Question

On differentiation if we get f (x,y)dy - g(x,y)dx = 0 from 2x²-3xy+y²+x+2y-8 = 0 then g(2,2)/f(1,1) =

• A. \(\frac{11}{7}\)
• B. -3
• C. \(\frac{-1}{3}\)
• D. 7

Answer 1

The Correct Option is B

To solve the problem, we need to find $\frac{g(2, 2)}{f(1, 1)}$ for functions derived from the implicit differentiation of the equation $2x^2 - 3xy + y^2 + x + 2y - 8 = 0$.

1. Differentiate the Equation:
Differentiate $2x^2 - 3xy + y^2 + x + 2y - 8 = 0$ with respect to $x$:
$4x - 3y - 3x \frac{dy}{dx} + 2y \frac{dy}{dx} + 1 + 2 \frac{dy}{dx} = 0$.
Rearrange terms:
$4x - 3y + 1 = (3x - 2y - 2) \frac{dy}{dx}$.
Thus, $\frac{dy}{dx} = \frac{4x - 3y + 1}{3x - 2y - 2}$.

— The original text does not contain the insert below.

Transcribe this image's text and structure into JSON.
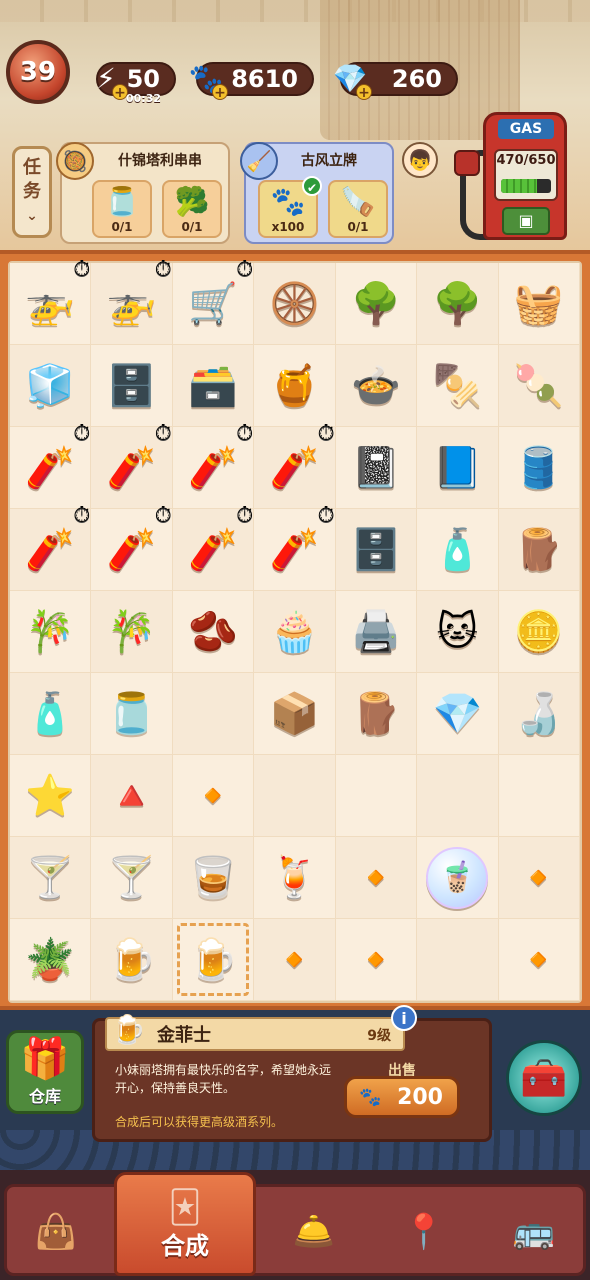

2. Identify $f(x, y)$ and $g(x, y)$:
We want the differential form $f(x, y) dy - g(x, y) dx = 0$, so $\frac{dy}{dx} = \frac{g(x, y)}{f(x, y)}$.
Comparing with $\frac{dy}{dx} = \frac{4x - 3y + 1}{3x - 2y - 2}$, we get:
$g(x, y) = 4x - 3y + 1$ and $f(x, y) = 3x - 2y - 2$.

3. Compute $\frac{g(2, 2)}{f(1, 1)}$:
Evaluate $g(2, 2) = 4(2) - 3(2) + 1 = 8 - 6 + 1 = 3$.
Evaluate $f(1, 1) = 3(1) - 2(1) - 2 = 3 - 2 - 2 = -1$.
Thus, $\frac{g(2, 2)}{f(1, 1)} = \frac{3}{-1} = -3$.

Final Answer:
The value of $\frac{g(2, 2)}{f(1, 1)}$ is $-3$.